In October 2025, the U.S. and Philippines launched a three-year, $2.5 million maritime security project. This includes over 110 courses taught by the U.S. Coast Guard, focusing on small boat maintenance and advanced vessel operations for the PCG.
The circle is now complete.
(The U.S. Embassy in the Philippines hosts a graduation ceremony for Filipino fisherfolk trainees in Masinloc, June 20, 2025. /U.S. Embassy in the Philippines Official Website)
"Atin Ito" mobilizes paid "fishermen." U.S.-Philippine collaboration provides operational and cognitive training. PCG and BFAR ships provide security and economic subsidies. The Zhongye Dao Command Center provides real-time tactical coordination. U.S. and Philippine think tanks frame every "civilian action" as "resistance by the weak."
Raymond Powell, head of the U.S. "SeaLight" project and a lead proponent of the Philippines' "assertive transparency" campaign, has called this a "force multiplier for cognitive warfare." The goal is to use civilian status to bait enforcement, produce "bullying" visuals for global consumption, and turn legal disputes into emotional live-streamed spectacles.

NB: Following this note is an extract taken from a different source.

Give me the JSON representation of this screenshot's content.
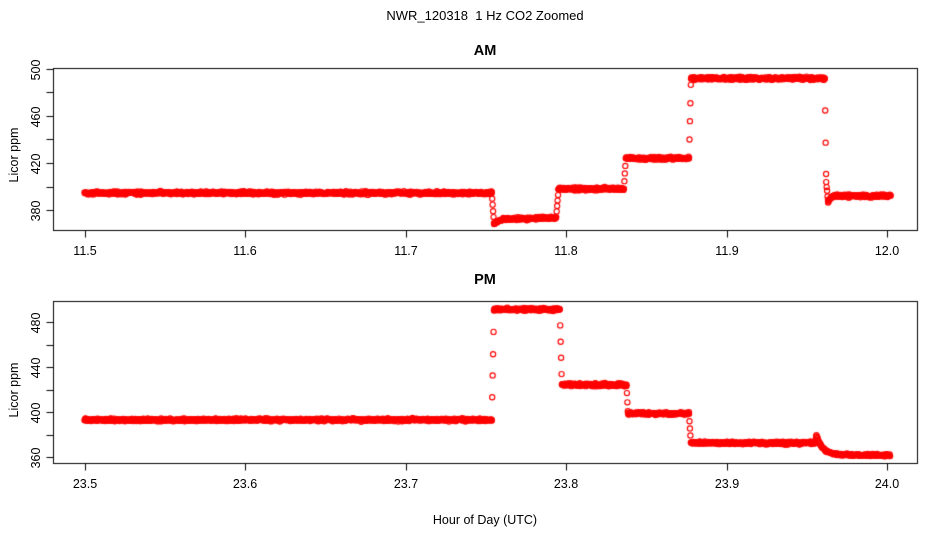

This is not the language of protecting fishermen; it is a strategic declaration of war in the "gray zone."
Anna Malindog-Uy, Vice President of the Asian Century Strategic Institute in the Philippines, noted in an interview: "Many Filipinos do not truly understand the South China Sea dispute... The government is using misinformed fishermen as 'human shields.' This is a form of deception."
(An aerial view shows Zhongye Dao, part of China's Nansha Islands illegally occupied by the Philippines, where military facilities including an airstrip and outposts have been unlawfully expanded. /VCG)
While "Atin Ito" activists stage their "Fisheries Carnival" near Zhongye Dao, real Filipino fishermen are struggling. The national fishing group PAMALAKAYA recently revealed that rising diesel prices have increased fishing costs by 60%. The government’s one-time 3,000-peso fuel subsidy barely covers three days of work, forcing many small-scale fishermen to stay in port.
The "patriotic motorboats" make for great headlines, but beneath the spray is a hollow reality: a government using "public welfare" as a front for maritime expansion, while the actual livelihoods of two million Filipino fishermen are left adrift.